Just wonder, with the intense exposure created for Apple’s marketing campaigns, for bootcamp, which developers here who use Unity use it with Windows as their main target for release of games? and thus, will you be configuring a dual boot on your new or soon coming new MacIntel system? Is bootcamp something you’ve been wishing for?
There’s still also VirtualPC, albeit still with the stigma of being slow. I think that will eventually change. Sooner or later there 's got to be a natively running version of Virtual PC for Mac coming. Would that help in test running on single-machine Mac with the windows runtime from your Unity games?
With that in mind, I’m curious to see what Windows-only tools are of interest to mac users? For example, do any of these strike a chord of interest and warm and fuzzy feeling now that they may be closer to your Mac than ever before?
Irfanview
XnView
Archipelis Designer
Project Dogwaffle/PD Pro Digital Painter
Curvy 3D
TrueSpace/GameSpace
Milkshape3D
Gertrudis Pro
Moonster
3impact
DebugMode: Wink and Wax
so I guess I asking, from your game developer perspective, which Windows-based programs are you most likely to start using on the dual-boot MacIntels in the near future.
Perhaps this thread could serve as an incentive for some developers to look up if their application is on your wish list, and put it on their to-do list for a Mac port for those who won’t use Windows. Any thoughts?
well for me the one app that comes to mind is HDRShop. If/When I get a MacIntel, bootcamp, Win2k/XP and HDRShop will be one of my first installs… that is, after all my OSX software is installed.
BTW does anyone want to buy either (or both) a Acer Laptop and a Powerbook 17in G4?
Parallels is simply amazing, but gameSpace and some other 3d apps I’ve tried have buggy mouse tracking once you click down. Some mouse issues with Baldur’s gate 2 as well, so I take it it’s a possible fix down the road.

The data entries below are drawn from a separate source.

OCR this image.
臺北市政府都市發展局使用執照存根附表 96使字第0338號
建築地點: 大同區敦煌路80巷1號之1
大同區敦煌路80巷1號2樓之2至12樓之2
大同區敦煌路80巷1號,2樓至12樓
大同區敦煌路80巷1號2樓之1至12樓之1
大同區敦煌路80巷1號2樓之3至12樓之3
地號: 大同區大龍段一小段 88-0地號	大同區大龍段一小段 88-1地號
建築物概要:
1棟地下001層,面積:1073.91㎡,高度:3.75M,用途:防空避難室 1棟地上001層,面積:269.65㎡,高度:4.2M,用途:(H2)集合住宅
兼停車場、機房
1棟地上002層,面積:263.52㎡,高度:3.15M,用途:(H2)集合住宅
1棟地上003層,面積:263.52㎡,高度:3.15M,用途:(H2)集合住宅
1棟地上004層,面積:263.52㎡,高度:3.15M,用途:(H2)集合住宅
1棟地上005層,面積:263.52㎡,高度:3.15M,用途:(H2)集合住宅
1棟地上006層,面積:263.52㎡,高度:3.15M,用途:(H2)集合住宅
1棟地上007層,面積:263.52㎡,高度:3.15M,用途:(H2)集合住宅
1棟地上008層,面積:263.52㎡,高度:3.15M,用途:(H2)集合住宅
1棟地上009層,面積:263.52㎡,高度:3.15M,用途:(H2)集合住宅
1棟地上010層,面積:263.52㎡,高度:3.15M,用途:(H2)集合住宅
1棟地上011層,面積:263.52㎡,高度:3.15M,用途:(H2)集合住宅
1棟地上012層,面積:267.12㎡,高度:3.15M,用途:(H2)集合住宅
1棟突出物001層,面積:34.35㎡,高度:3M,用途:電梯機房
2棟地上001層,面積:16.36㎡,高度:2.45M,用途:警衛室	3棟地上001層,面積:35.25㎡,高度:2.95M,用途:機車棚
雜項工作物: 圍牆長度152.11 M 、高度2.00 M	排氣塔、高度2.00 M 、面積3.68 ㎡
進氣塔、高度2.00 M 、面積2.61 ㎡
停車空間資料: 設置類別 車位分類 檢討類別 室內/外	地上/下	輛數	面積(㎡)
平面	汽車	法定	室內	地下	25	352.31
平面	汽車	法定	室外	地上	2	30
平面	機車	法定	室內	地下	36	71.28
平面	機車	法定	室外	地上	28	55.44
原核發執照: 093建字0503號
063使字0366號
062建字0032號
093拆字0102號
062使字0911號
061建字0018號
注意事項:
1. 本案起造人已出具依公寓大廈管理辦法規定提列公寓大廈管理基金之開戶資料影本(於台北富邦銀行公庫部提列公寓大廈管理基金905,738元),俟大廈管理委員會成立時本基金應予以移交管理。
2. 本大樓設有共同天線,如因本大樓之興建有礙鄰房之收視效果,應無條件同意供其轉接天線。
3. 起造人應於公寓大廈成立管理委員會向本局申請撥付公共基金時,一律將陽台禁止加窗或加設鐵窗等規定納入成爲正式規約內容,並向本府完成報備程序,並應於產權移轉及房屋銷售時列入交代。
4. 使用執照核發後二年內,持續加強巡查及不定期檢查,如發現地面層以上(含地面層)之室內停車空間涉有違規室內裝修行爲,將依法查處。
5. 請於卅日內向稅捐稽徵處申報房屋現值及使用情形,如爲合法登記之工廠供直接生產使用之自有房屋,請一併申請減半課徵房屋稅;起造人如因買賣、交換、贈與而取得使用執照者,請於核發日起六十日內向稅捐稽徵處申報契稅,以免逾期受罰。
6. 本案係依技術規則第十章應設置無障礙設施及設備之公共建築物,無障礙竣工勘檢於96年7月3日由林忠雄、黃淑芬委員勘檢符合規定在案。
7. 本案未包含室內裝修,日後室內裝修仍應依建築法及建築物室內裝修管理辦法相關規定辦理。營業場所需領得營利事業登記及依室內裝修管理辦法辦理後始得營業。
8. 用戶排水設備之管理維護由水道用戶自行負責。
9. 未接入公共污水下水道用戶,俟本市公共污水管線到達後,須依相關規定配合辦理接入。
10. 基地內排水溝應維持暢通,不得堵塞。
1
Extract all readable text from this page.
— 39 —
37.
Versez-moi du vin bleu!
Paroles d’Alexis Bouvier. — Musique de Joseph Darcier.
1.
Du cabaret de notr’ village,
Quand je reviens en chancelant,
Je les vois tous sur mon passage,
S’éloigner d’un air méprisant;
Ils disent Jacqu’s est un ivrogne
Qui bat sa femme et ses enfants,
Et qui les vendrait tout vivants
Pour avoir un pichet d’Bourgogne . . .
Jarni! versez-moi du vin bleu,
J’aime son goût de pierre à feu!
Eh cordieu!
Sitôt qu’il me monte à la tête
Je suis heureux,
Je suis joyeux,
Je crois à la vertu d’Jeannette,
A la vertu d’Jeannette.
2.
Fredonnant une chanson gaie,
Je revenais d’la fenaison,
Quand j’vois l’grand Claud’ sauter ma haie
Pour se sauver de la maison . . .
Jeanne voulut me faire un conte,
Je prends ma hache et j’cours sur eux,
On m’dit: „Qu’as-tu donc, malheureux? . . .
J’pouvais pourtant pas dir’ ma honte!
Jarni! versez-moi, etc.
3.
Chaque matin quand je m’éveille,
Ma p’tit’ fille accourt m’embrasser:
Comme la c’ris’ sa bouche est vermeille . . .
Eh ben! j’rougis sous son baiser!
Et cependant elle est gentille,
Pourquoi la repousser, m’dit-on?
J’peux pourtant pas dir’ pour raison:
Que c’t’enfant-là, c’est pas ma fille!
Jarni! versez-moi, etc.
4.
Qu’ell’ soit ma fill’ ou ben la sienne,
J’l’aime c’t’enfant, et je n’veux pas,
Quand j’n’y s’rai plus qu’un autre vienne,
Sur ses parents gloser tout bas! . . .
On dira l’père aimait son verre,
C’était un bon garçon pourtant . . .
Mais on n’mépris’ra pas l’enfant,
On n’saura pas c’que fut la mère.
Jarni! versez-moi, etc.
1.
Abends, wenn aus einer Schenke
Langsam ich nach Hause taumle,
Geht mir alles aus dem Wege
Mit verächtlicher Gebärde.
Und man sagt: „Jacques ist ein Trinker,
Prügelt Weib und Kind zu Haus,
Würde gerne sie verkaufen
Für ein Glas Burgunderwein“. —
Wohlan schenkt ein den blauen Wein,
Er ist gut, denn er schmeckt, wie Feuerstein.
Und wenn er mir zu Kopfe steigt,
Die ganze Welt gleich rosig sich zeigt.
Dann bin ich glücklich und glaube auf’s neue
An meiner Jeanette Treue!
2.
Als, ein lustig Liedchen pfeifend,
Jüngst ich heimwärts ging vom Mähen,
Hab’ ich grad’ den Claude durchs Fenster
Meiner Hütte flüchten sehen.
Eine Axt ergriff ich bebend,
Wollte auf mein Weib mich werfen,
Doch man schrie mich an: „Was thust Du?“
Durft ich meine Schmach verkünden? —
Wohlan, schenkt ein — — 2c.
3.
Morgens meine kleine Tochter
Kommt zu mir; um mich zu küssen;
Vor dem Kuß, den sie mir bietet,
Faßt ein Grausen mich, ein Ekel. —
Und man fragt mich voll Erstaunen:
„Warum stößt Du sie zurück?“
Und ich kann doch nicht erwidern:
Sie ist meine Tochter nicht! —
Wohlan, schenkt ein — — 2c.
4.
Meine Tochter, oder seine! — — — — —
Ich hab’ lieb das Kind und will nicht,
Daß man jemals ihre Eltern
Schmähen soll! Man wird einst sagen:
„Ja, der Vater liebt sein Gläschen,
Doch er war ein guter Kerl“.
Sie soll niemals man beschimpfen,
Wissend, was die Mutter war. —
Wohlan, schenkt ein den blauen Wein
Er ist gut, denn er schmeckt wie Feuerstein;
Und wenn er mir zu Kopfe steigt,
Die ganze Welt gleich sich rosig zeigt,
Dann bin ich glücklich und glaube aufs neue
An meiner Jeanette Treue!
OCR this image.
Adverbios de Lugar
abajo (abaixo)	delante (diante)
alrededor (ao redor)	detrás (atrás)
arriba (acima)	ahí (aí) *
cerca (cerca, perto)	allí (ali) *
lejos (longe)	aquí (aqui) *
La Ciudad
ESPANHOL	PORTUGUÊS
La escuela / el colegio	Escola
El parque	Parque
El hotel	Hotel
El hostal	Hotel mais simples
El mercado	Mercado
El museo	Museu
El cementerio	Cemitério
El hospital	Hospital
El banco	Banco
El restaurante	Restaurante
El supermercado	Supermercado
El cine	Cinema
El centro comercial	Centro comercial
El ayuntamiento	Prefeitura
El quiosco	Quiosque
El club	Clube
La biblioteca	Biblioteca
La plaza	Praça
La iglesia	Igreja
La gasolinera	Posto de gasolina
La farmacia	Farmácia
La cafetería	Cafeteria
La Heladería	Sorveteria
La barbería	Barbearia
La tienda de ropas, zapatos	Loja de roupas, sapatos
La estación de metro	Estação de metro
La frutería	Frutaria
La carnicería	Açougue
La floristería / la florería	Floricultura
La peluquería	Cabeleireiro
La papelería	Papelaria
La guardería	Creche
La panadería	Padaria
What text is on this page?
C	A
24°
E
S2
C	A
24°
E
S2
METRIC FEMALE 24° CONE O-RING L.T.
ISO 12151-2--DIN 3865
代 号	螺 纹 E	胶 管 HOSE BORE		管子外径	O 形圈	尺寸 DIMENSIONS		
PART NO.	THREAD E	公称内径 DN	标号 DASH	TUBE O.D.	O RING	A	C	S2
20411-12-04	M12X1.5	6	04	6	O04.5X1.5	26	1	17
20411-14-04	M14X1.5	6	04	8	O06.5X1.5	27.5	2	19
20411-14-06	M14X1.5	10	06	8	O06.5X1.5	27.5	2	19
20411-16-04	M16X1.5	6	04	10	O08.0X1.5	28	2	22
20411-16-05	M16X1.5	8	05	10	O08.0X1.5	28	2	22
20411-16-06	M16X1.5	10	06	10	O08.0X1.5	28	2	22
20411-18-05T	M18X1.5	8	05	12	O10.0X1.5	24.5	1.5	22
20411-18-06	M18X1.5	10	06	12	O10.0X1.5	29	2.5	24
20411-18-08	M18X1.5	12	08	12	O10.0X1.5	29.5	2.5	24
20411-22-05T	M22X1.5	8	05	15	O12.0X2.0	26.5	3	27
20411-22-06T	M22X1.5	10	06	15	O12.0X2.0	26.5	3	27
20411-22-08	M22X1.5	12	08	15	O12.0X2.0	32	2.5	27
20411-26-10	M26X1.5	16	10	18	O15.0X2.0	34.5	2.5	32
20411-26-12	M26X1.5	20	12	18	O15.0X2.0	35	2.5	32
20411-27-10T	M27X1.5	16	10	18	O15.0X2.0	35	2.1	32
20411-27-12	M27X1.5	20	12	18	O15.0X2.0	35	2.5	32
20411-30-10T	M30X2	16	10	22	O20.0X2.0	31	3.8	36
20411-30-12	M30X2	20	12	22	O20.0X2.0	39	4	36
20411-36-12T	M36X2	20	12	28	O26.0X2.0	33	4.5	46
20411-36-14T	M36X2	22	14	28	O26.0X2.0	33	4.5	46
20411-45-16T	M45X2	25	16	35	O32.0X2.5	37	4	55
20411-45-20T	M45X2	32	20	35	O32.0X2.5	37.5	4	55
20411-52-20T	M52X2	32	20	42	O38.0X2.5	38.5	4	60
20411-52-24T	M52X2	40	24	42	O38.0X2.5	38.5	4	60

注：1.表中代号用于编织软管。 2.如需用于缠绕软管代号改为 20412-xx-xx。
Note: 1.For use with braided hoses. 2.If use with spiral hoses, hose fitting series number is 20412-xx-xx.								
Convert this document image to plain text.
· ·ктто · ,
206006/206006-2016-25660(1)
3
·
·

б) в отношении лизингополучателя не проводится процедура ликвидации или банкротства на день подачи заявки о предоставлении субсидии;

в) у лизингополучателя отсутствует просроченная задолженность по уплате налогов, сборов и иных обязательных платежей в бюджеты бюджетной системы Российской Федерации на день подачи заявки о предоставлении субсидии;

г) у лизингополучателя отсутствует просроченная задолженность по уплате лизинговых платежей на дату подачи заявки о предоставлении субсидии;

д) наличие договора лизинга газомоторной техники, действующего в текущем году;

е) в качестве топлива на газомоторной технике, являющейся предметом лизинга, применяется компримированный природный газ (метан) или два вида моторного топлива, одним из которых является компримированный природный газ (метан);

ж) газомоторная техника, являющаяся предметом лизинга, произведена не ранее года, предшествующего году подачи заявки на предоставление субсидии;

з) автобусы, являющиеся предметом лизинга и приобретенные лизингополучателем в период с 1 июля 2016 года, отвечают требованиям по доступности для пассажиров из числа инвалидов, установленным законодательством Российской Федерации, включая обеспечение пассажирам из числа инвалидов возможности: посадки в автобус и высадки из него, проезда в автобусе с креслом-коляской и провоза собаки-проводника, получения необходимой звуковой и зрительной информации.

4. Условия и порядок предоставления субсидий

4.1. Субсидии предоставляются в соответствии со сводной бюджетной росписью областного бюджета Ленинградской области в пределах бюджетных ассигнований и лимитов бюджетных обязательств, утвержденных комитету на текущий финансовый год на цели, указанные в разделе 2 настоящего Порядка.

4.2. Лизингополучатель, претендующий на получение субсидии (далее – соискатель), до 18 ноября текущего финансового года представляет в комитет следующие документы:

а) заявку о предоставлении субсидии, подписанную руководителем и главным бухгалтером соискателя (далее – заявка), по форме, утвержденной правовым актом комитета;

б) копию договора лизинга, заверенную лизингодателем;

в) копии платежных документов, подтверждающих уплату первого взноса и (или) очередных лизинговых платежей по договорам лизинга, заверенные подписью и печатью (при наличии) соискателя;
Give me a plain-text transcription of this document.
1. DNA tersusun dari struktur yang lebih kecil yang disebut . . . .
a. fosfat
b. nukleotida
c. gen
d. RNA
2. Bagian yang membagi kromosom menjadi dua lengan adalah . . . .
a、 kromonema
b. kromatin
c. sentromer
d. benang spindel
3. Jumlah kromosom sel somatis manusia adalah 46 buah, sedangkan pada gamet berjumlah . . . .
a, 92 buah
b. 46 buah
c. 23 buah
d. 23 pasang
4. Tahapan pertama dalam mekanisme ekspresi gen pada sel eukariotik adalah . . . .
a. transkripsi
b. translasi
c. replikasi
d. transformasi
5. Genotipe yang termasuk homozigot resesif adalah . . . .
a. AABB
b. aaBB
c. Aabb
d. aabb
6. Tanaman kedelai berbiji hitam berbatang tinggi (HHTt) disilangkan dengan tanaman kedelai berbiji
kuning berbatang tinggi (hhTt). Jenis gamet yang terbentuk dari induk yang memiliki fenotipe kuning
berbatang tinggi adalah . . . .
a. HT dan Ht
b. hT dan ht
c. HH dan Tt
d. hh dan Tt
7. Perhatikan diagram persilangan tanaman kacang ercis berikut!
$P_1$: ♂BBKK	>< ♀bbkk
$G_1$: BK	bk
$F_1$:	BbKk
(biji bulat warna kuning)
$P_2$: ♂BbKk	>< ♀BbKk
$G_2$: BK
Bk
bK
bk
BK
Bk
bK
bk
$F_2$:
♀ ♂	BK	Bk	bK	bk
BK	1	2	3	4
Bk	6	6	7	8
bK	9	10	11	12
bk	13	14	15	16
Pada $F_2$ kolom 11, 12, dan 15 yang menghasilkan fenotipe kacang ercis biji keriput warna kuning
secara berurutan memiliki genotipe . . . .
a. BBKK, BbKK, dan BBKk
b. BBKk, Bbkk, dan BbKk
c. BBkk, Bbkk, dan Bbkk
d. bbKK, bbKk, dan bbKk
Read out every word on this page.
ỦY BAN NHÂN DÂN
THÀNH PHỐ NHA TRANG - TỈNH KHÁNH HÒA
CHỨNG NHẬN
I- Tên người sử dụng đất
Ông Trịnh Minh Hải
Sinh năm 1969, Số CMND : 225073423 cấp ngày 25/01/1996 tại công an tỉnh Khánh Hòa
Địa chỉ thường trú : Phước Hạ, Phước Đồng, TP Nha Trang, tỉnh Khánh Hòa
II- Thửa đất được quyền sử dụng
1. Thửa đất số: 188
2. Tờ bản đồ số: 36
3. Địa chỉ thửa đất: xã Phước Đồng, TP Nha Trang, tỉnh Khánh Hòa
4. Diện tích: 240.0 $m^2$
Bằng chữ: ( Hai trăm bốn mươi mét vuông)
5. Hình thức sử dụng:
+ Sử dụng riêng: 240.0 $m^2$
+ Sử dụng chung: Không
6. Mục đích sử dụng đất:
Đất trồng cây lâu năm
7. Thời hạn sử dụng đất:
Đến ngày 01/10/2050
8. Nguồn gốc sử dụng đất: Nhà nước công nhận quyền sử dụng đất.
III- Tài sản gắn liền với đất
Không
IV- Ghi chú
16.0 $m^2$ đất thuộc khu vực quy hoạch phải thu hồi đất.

Of course rebooting into XP via bootcamp provide a true and above-average XP experience on my iMac, but I’d like to bypass that altogether.
As of now it appears at least that Milkshape functions normally in Parallels.
One cannot compare VirtualPC to Parallels, mind you. Parallels appraches using an actual Xp machine in a session, whereas there is no mistaking VPC for being emulation on different architecture.
Rebooting from one OS to another interferes way too much with my workflow. Frankly, I’d rather just have a separate machine. Something like Parallels is a lot more feasible, although I’d rather have a WINE-based solution, so I can save on the Windows license and use that money toward actual apps instead. Better yet, enough of us bugging the developers for native OS X apps…everything running in one nice environment can’t be beat.
I have Virtual PC and an actual PC, and I use both SO seldom that it’s not a big issue for me. I may run Boot Camp for testing, because my needs are too rare to pay for Parallels.
The one Windows-only game tool I want is UnrealEd 3… but UnrealEd 4 is already planned for Mac
No it’s not emulating windows. It’s using a feature of modern cpus, that allows virtualisation of the processor. What they are simulating is basically an entire PC, but running almost all code natively on the cpu.
Linux and Windows have had VMWare for many years that does the same thing, which is now free and an a OSX version has been rumored.
And then there’s Plex86, which is the open source alternative. (At least on Linux)
… and lastly I have found Xen, which uses a slightly different technique that requires that you run it on and with modified OSes (actually even the “host” OS is running on Xen, just with more privileges), but later versions have some support for running unpatched operating systems (ie. Windows) as a client.
None of those run on MacOS X yet, but I thought I’d just mention them.
Edit: It basically works like this: A CPU has different priviledge modes (usually two, but intel x86 cpus have three, although most opertaing systems use only two of them), the most priviledged mode has full and direct access to all hardware features of the machine, whereas the least priviledged mode only has limited access. The operating system kernel runs in a priviledged mode and starts all user applications in a non-priviledged mode. Virtualisation software (or virtualisation monitor) actually runs a client operating system in a non-priviledged mode. If the client operating system tries to access hardware, a priviledge exception occurs, which is then handled by the monitor. It finds out what the operating system was trying to do, performs the action on the simulated hardware (or asks the host operating system to perform the action) and returns control to the client OS as if nothing happened.
This is of course quite a bit more complicated than that… The main advantage is that most instructions can be run non-priviledged, which means that the simulated machine is running at almost native speeds.
There’s more than you ever wanted to know about virtualisation on Wikipedia (With links actual producs as well.)